Fu Manchu honestly feels like one these bands. Scott Hill and co. have been blasting our eardrums with their dynamic, at times punkish, at other times slower, and sometimes even spacy batch of fuzzy desert rock riffs for nearly forty years now with their 90’s output consisting some of the most purely entertaining collection of songs in the stoner genre and a perfect entry point to everyone who wants to know what the deal is about. Their formula seems almost dirt simple, yet its executed with such effortless groove and vibrancy, you instantly get caught up in the vibe and imagine yourself speeding through the endless charred fields of the California mountains smoking a large blunt. A fusion of heaviness and catchiness that can take any side-trip from mellow breakdowns or psychedelic jam-freakouts.
With The Return of Tomorrow being their 13th studio album, you know the question is not going to be whether the group might change up their sound, that’s not gonna happen. You press play on a Fu Manchu record in 2024, you’ll know exactly what you’re gonna get. But which Fu Manchu are we gonna hear on this album? The no-holds-barred half-Sabbath, half-hardcore influenced, skate rock of the early days? The more laid back, surfer-cruising vibes of the 2000’s? Or the more adventurous, trippy Fu of the 2010’s? The albums says: How about getting a slice of every one of these on one record? Sounds like a great deal to me!
With its crunchy-sounding, menacing high-tempo chugging, Scott Hill’s trademark shouty vocals, gang chorus and chaotic leads, the opener “Dehumanized” is your quintessential Fu Manchu and so is the slick, mid-paced “Loch Ness Wrecking Machine”. Both songs could’ve easily fit on any of the band’s older catalogue if you wanted proof the band’s seemingly ageless vigor and devotion to perfect a sound that is both recognizable and yet never once overstays its welcome. And even when you know all of their usual quirks, they managed to throw in some real unique flavor to their songwriting, like “Hands of the Zodiac” that after two minutes of regular stoner riffage breaks into an extended, Jimi Hendrix-inspired solo section or “Haze the Hides” where the band really turn up the 70’s Sabbath/Blue Cheer influences up a notch with some of the punchiest rhythms on the album. Or when they just go full Electric Wizard stoner metal on “Roads of the Lowly”.
While first half of the record is dominated by these massive headbangers, the second half shows off the more mellow, relaxed sessions.

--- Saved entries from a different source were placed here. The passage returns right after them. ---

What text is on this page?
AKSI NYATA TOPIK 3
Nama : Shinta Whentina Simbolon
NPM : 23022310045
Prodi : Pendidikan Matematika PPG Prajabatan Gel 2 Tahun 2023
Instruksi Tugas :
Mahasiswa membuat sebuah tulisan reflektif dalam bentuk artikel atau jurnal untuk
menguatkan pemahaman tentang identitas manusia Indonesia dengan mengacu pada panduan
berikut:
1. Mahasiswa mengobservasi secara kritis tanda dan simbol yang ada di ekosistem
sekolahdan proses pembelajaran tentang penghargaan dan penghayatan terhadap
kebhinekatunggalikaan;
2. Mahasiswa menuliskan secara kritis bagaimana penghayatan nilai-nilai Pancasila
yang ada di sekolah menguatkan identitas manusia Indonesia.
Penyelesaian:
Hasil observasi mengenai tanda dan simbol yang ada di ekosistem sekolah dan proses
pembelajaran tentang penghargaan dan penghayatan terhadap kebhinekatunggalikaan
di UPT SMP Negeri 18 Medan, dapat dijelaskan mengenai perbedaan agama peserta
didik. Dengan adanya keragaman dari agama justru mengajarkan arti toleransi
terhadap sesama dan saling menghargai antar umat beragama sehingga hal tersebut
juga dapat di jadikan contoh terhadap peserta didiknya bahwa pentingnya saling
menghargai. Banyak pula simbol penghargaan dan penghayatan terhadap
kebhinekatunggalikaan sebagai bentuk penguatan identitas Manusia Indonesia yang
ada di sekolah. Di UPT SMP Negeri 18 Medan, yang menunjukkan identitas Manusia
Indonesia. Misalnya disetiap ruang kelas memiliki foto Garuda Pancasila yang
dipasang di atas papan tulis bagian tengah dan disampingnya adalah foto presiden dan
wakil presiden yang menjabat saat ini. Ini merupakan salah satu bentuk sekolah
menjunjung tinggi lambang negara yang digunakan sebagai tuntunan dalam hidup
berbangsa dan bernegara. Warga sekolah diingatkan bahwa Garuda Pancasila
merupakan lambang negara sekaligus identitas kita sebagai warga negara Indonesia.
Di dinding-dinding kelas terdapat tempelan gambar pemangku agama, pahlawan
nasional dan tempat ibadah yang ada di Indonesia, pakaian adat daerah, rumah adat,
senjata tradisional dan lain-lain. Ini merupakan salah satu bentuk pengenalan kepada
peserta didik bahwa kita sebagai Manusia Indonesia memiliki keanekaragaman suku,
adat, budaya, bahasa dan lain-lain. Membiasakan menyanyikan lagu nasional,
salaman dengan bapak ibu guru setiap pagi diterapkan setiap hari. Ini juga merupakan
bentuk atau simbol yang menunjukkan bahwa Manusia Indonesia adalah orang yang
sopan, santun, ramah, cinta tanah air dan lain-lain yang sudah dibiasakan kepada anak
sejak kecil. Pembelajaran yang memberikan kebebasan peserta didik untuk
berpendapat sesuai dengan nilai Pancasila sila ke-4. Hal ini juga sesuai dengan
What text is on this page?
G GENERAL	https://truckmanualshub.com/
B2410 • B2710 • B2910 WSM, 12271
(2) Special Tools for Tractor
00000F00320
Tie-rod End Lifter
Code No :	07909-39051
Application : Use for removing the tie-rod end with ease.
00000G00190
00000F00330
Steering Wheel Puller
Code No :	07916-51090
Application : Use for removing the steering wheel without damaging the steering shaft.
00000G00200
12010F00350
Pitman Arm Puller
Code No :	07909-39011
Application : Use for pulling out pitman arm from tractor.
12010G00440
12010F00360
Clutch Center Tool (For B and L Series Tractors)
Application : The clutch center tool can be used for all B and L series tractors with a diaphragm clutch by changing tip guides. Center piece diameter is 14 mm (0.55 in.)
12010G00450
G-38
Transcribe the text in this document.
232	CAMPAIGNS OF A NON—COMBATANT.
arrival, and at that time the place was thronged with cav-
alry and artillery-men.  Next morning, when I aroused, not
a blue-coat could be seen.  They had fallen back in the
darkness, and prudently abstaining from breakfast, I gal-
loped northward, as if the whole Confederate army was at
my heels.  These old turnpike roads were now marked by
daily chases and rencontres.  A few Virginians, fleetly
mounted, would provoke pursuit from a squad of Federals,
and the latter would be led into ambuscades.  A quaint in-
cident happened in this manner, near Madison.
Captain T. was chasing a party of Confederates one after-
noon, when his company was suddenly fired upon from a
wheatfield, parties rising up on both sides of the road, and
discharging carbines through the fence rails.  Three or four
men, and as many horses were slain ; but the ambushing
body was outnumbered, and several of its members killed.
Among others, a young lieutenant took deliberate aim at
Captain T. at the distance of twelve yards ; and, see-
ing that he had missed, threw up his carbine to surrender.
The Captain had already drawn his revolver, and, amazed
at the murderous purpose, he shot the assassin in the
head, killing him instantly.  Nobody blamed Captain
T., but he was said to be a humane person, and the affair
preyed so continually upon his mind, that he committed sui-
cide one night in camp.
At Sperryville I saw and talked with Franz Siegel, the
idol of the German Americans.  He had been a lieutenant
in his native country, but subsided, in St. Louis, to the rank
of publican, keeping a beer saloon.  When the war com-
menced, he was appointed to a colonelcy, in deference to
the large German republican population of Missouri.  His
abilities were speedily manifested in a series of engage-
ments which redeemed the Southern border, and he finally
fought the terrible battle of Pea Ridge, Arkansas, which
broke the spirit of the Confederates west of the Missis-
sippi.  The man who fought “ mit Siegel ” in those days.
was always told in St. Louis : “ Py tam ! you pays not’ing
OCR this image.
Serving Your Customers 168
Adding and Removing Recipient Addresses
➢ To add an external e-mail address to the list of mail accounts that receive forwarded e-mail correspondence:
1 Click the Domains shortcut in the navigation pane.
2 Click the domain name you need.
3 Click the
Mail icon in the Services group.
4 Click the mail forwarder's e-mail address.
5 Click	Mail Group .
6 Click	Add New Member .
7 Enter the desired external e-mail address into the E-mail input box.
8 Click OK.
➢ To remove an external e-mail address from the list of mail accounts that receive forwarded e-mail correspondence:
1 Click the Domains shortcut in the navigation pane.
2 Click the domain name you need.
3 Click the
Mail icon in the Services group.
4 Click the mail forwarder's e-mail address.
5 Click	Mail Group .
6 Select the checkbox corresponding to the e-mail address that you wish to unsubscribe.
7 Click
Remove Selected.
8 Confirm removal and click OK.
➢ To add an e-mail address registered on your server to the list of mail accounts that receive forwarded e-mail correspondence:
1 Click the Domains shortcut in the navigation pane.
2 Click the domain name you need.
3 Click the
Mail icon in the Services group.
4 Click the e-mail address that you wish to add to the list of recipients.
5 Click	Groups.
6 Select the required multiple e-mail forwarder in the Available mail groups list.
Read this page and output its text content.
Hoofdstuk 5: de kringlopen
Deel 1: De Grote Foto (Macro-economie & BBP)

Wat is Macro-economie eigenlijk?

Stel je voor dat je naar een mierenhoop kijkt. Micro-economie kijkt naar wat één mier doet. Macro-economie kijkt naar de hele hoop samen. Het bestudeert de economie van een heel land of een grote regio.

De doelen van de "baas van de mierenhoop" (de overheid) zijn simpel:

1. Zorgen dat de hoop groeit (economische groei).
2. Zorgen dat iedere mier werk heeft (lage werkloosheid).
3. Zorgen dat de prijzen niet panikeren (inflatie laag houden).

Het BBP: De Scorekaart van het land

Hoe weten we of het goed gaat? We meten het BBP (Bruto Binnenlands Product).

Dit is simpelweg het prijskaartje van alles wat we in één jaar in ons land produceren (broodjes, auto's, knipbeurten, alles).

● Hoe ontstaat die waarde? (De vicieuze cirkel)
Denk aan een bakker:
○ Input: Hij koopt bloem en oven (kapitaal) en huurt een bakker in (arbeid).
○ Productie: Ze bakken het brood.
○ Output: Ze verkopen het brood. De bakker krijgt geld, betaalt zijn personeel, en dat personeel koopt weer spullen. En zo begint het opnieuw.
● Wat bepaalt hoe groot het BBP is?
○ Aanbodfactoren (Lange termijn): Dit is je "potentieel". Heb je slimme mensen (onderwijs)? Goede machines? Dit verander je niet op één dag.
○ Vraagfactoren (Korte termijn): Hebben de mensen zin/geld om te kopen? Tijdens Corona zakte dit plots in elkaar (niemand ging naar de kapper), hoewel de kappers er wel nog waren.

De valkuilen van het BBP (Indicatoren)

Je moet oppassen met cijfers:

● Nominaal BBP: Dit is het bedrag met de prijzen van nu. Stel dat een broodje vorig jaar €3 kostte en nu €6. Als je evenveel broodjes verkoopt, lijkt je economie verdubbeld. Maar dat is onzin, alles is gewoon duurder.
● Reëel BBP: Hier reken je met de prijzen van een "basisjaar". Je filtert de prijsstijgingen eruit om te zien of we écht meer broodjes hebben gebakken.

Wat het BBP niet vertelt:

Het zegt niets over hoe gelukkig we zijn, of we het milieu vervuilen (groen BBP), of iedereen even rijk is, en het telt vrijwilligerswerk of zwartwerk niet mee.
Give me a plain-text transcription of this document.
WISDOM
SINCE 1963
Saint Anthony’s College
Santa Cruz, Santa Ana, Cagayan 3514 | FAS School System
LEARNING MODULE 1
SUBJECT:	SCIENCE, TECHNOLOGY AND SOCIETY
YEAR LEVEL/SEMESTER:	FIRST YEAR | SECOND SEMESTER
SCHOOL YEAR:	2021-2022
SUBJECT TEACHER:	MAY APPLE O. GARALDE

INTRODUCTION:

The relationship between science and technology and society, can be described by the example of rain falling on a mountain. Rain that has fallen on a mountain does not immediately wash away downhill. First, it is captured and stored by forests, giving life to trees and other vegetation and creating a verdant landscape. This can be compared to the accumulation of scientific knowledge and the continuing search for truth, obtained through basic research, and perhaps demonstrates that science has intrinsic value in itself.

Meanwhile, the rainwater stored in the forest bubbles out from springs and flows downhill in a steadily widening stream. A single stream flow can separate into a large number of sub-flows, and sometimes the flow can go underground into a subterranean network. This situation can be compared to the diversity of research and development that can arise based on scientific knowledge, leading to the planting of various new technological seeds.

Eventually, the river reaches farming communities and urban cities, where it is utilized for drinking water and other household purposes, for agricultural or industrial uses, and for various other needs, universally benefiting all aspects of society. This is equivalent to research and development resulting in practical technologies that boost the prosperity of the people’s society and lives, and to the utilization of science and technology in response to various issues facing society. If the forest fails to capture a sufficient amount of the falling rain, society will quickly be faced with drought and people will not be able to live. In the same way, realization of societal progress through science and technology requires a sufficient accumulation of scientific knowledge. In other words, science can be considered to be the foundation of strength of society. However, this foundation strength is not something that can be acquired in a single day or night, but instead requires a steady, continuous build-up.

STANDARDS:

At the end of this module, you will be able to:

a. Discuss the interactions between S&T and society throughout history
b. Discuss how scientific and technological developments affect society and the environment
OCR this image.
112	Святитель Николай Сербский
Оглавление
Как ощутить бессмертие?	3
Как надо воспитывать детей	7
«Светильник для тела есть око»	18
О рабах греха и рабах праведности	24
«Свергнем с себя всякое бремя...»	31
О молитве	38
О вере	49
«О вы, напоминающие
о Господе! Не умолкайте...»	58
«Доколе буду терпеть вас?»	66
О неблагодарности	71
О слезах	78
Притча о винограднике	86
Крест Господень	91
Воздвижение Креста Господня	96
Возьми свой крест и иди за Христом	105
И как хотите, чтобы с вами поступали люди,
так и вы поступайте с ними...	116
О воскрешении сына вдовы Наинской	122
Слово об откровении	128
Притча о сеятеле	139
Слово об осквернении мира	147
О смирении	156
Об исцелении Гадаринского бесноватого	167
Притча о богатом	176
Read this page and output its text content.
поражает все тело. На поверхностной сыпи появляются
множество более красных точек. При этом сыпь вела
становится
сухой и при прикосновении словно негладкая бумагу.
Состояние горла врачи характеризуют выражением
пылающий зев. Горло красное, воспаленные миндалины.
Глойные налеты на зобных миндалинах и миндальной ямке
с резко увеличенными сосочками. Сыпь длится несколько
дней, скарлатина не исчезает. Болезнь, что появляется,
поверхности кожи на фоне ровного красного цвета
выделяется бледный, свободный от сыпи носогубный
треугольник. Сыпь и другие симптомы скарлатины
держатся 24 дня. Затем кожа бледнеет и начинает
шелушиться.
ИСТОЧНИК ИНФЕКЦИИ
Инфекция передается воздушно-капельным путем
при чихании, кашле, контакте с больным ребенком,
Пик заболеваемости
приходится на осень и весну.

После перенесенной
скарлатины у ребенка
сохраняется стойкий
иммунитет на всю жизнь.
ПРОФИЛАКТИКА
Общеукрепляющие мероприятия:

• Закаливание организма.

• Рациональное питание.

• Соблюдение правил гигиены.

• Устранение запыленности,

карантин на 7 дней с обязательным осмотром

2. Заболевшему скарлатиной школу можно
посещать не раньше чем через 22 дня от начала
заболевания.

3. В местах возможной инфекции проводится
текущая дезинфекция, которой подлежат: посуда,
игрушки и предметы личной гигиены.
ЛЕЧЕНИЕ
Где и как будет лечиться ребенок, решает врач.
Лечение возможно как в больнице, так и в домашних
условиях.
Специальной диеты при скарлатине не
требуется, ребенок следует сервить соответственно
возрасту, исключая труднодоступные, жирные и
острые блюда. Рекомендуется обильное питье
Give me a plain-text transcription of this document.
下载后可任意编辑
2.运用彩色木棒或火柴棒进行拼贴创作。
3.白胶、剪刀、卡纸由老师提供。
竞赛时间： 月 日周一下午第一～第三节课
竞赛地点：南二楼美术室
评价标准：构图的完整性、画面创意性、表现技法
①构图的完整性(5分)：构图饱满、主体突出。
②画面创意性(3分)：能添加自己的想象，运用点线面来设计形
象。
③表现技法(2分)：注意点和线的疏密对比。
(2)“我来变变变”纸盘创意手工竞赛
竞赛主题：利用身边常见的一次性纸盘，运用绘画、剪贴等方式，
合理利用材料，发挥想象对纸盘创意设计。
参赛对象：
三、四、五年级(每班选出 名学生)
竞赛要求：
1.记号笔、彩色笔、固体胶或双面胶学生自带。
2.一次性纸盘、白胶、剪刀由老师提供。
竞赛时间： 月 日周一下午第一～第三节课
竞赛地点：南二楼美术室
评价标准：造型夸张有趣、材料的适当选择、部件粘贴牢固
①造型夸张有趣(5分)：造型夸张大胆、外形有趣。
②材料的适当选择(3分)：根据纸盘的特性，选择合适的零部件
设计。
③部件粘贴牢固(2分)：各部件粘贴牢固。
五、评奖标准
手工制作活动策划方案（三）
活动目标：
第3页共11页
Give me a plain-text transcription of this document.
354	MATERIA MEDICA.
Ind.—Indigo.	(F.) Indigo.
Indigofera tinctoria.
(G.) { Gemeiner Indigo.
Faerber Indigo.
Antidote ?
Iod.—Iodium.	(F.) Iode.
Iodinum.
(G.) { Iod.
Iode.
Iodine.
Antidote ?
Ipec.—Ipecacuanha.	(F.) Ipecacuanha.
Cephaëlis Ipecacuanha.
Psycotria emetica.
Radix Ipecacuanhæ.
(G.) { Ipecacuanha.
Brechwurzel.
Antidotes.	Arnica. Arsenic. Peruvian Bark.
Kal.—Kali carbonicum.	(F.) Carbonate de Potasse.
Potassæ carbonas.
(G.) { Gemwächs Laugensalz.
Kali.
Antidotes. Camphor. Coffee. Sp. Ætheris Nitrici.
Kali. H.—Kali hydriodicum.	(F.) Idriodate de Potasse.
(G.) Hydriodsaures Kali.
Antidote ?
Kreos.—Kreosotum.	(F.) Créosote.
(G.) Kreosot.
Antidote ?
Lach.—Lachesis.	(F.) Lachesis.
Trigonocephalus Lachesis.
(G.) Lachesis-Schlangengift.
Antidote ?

Songs with slower, calculated build-up to a fiery climax (“Lifetime Wating”), a road trip-like six minute “epic” that switches between its groovy assaults, clean guitar sections with whispering vocals (“What I Need”), subtle dosages of atmosphere and even some further trips to a more space rock oriented sound (“Solar Baptized” “High Tide”) while never losing that straightforward tightness that has been one of Fu Mancu’s greatest strength since their first releases. Along with the laser tight musicianship, the sharp yet loose enough chord progressions and the production which is just dirty enough to not sound sterile, but doesn’t muddies the instruments.
With a 49-minute runtime, The Return of Tomorrow is certainly among the longest releases of the band’s catalogue but also a well-rounded celebration of the band’s fully developed sound. Everybody will find their own favorite from the 13 tracks, where not one sound too much a weak link. Its four dudes who know what kind of music they’re supposed to play as well as each other’s strengths from the heart. There is no sense of flatness or tiredness coming from these raw, punchy, earthly, groovy, hip-shaking riffs and that’s the best a veteran band like this could ask. Innovation be damned, put in the disk, roll down the windows, step on the gas, and enjoy the ride!